“To Callao, Peru,” he answered, “come down to-morrow morning at seven a.m., and you can start work at once. As far as I can see there are none but foreigners to be got in the port at present, if the captain has to engage a crew of foreigners, I will let you live with the carpenter, sailmaker, and cook in the half-deck.”

I thanked him, and promised to be on board at seven on the following morning, and made up my mind that if a crimp, or anyone tried to stop me from doing this, well, it would not be well for either of them.

Leaving the dock, I walked towards the Sailor’s Home where the strikers were congregated, to see if I could pick up any news. Here I found the real strikers were mostly foreigners, and many of them could not speak a word of English. There were Scandinavians, Greeks, Turks, Spaniards, Italians, French, and some Manilla men, the Scandinavians predominating. What a parody! The papers described the dispute as a strike of British seamen, the prime movers of the strike were boarding-house keepers and crimps, for reasons best known to themselves.

Several shipmasters, to save time and trouble, had engaged these same crimps to procure them a crew and bring them on board the morning of sailing and they would get a shipping clerk to sign them on on board the vessel. This was done by the captain of the “Stormy Petrel” and on the following day the boarding master brought as truly a cosmopolitan crowd of men on board, with their bags and baggage, as it has ever been my lot to see. A clerk from the shipping office attended with them to sign them on the ship’s articles, several of them could not speak a word of English. Our crew, therefore, consisted of the captain, the two mates and myself, British; carpenter, sailmaker, and cook, Scandinavians; two Frenchmen, two Spaniards, two Italians, one Greek, two negroes, three Turks, and one Manilla man.

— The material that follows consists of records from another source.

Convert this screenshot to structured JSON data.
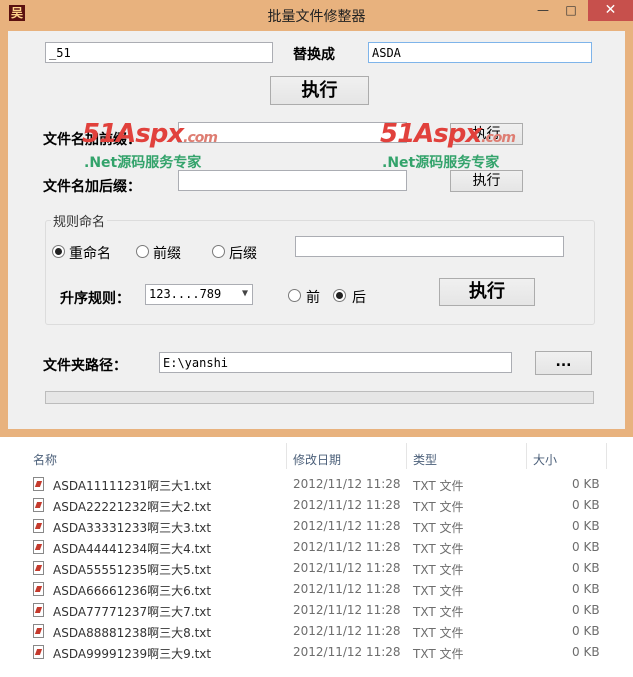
{
  "window": {
    "title": "批量文件修整器",
    "app_icon": "吴",
    "controls": {
      "minimize": "—",
      "maximize": "□",
      "close": "✕"
    }
  },
  "replace": {
    "find_value": "_51",
    "label": "替换成",
    "replace_value": "ASDA",
    "execute_label": "执行"
  },
  "prefix": {
    "label": "文件名加前缀：",
    "value": "",
    "execute_label": "执行"
  },
  "suffix": {
    "label": "文件名加后缀：",
    "value": "",
    "execute_label": "执行"
  },
  "rule": {
    "group_title": "规则命名",
    "options": [
      {
        "label": "重命名",
        "checked": true
      },
      {
        "label": "前缀",
        "checked": false
      },
      {
        "label": "后缀",
        "checked": false
      }
    ],
    "rule_value": "",
    "order_label": "升序规则：",
    "order_value": "123....789",
    "position_options": [
      {
        "label": "前",
        "checked": false
      },
      {
        "label": "后",
        "checked": true
      }
    ],
    "execute_label": "执行"
  },
  "folder": {
    "label": "文件夹路径：",
    "value": "E:\\yanshi",
    "browse_label": "..."
  },
  "progress": {
    "value": 0
  },
  "watermark": {
    "brand": "51Aspx",
    "domain": ".com",
    "tagline": ".Net源码服务专家"
  },
  "explorer": {
    "columns": [
      "名称",
      "修改日期",
      "类型",
      "大小"
    ],
    "rows": [
      {
        "name": "ASDA11111231啊三大1.txt",
        "date": "2012/11/12 11:28",
        "type": "TXT 文件",
        "size": "0 KB"
      },
      {
        "name": "ASDA22221232啊三大2.txt",
        "date": "2012/11/12 11:28",
        "type": "TXT 文件",
        "size": "0 KB"
      },
      {
        "name": "ASDA33331233啊三大3.txt",
        "date": "2012/11/12 11:28",
        "type": "TXT 文件",
        "size": "0 KB"
      },
      {
        "name": "ASDA44441234啊三大4.txt",
        "date": "2012/11/12 11:28",
        "type": "TXT 文件",
        "size": "0 KB"
      },
      {
        "name": "ASDA55551235啊三大5.txt",
        "date": "2012/11/12 11:28",
        "type": "TXT 文件",
        "size": "0 KB"
      },
      {
        "name": "ASDA66661236啊三大6.txt",
        "date": "2012/11/12 11:28",
        "type": "TXT 文件",
        "size": "0 KB"
      },
      {
        "name": "ASDA77771237啊三大7.txt",
        "date": "2012/11/12 11:28",
        "type": "TXT 文件",
        "size": "0 KB"
      },
      {
        "name": "ASDA88881238啊三大8.txt",
        "date": "2012/11/12 11:28",
        "type": "TXT 文件",
        "size": "0 KB"
      },
      {
        "name": "ASDA99991239啊三大9.txt",
        "date": "2012/11/12 11:28",
        "type": "TXT 文件",
        "size": "0 KB"
      }
    ]
  },
  "colors": {
    "frame": "#e8b27e",
    "close_button": "#c7504c",
    "progress_fill": "#06b025",
    "watermark_red": "#e1413c",
    "watermark_green": "#33a36b"
  }
}
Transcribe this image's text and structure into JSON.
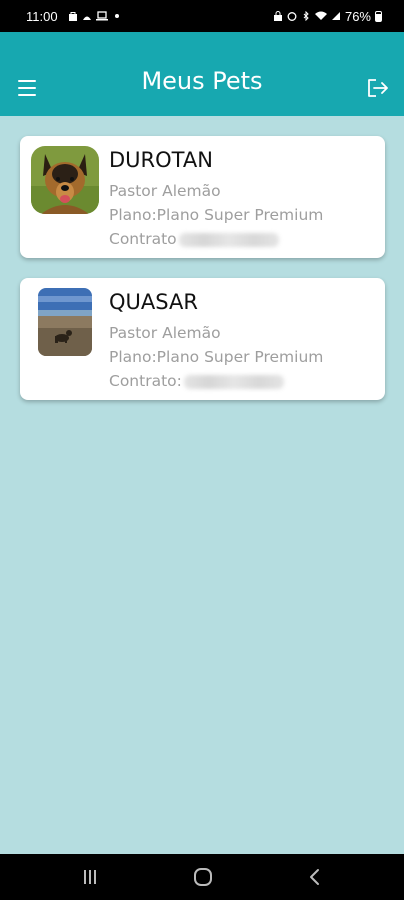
{
  "status_bar": {
    "time": "11:00",
    "battery": "76%"
  },
  "app_bar": {
    "title": "Meus Pets",
    "menu_icon": "menu-icon",
    "logout_icon": "logout-icon",
    "color": "#17a8b0"
  },
  "background_color": "#b5dde0",
  "pets": [
    {
      "name": "DUROTAN",
      "breed": "Pastor Alemão",
      "plan": "Plano:Plano Super Premium",
      "contract_label": "Contrato",
      "contract_value": "",
      "photo": "german-shepherd-photo"
    },
    {
      "name": "QUASAR",
      "breed": "Pastor Alemão",
      "plan": "Plano:Plano Super Premium",
      "contract_label": "Contrato:",
      "contract_value": "",
      "photo": "beach-dog-photo"
    }
  ],
  "nav_bar": {
    "recents_icon": "recents-icon",
    "home_icon": "home-icon",
    "back_icon": "back-icon"
  }
}
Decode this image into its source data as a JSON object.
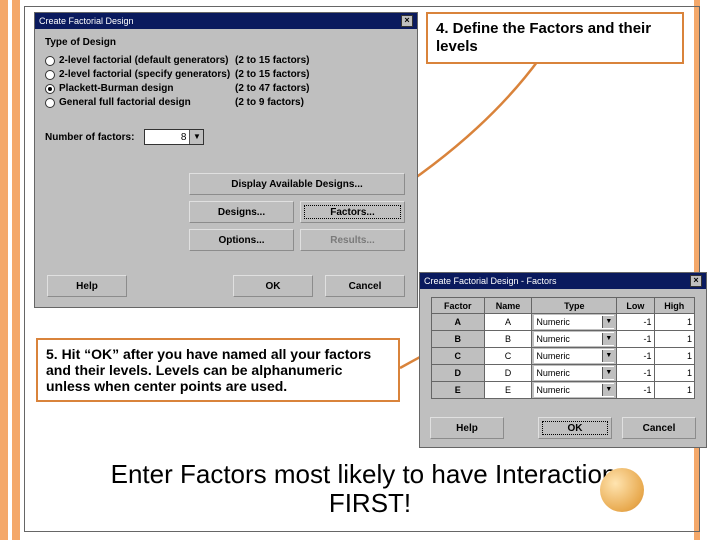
{
  "dlg1": {
    "title": "Create Factorial Design",
    "group": "Type of Design",
    "options": [
      {
        "label": "2-level factorial (default generators)",
        "count": "(2 to 15 factors)",
        "sel": false
      },
      {
        "label": "2-level factorial (specify generators)",
        "count": "(2 to 15 factors)",
        "sel": false
      },
      {
        "label": "Plackett-Burman design",
        "count": "(2 to 47 factors)",
        "sel": true
      },
      {
        "label": "General full factorial design",
        "count": "(2 to 9 factors)",
        "sel": false
      }
    ],
    "nf_label": "Number of factors:",
    "nf_value": "8",
    "btn_display": "Display Available Designs...",
    "btn_designs": "Designs...",
    "btn_factors": "Factors...",
    "btn_options": "Options...",
    "btn_results": "Results...",
    "btn_help": "Help",
    "btn_ok": "OK",
    "btn_cancel": "Cancel"
  },
  "dlg2": {
    "title": "Create Factorial Design - Factors",
    "headers": [
      "Factor",
      "Name",
      "Type",
      "Low",
      "High"
    ],
    "rows": [
      {
        "f": "A",
        "n": "A",
        "t": "Numeric",
        "l": "-1",
        "h": "1"
      },
      {
        "f": "B",
        "n": "B",
        "t": "Numeric",
        "l": "-1",
        "h": "1"
      },
      {
        "f": "C",
        "n": "C",
        "t": "Numeric",
        "l": "-1",
        "h": "1"
      },
      {
        "f": "D",
        "n": "D",
        "t": "Numeric",
        "l": "-1",
        "h": "1"
      },
      {
        "f": "E",
        "n": "E",
        "t": "Numeric",
        "l": "-1",
        "h": "1"
      }
    ],
    "btn_help": "Help",
    "btn_ok": "OK",
    "btn_cancel": "Cancel"
  },
  "callout4": "4.  Define the Factors and their levels",
  "callout5": "5. Hit “OK” after you have named all your factors and their levels.  Levels can be alphanumeric unless when center points are used.",
  "bigmsg": "Enter Factors most likely to have Interactions FIRST!"
}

I signed on as an ordinary seaman, at two pounds a month.

The “Stormy Petrel” was, as the chief mate told me, bound for Callao, Peru. I had a particular desire to go to Peru at that time, having a relative out there whom I was very anxious to see. He had left Liverpool some fifteen years previously as engineer of the s.s. “Bogota,” of the Pacific Navigation Company and had found very profitable employment at Lima, and like many others, had forgotten the claims of those he had left behind.

We sailed from Liverpool on the Saturday morning. It was a miserably cold raw morning, and the sleet was falling fast. As the chief mate said, it was a day to drive a man to drink, or suicide, enough to make one leave the country in disgust, and seek one that had a climate, and not a bundle of samples.

Our crew, being foreigners, were sober, and that was something to be thankful for, although six of them could not speak one word of English, but, unlike Englishmen, they are remarkably quick at picking up a language. Under these conditions, Captain Glasson deemed it prudent to tow down until abreast of Tusker, in the meantime getting everything secure about the deck.

The river was teeming with life—there were barges and wherries, dark-sailed colliers, swarming along under full sail, ships in tow like ourselves, bound either up or down, huge metal ships gliding to their homes in the docks after days of strenuous passage through the great ocean or floating majestically past us to the far west or east.

Everything being now made snug and secure, the men were told to go and have a smoke, and in a little while all hands were called aft on the quarter deck to pick for watches. For the benefit of those who do not know, I may say that it is the custom for the master to take the ship out to her destination and the chief mate to bring her home, and as the second mate keeps the captain’s watch, he always has first pick. The men were ranged in line across the quarter deck, and the second mate, Mr. Ross, called George the Greek first, and the first mate, Mr. Menzies, called a big Frenchman, and so on alternately until the watches were completed. I was again in the starboard watch, the carpenter, cook and steward always slept in, unless in cases of emergency when it was “all hands on deck.”

The two Frenchmen, Old George the Greek and the two negroes turned out to be thorough good seamen, but the others turned out to be duffers—and disagreeable duffers at that.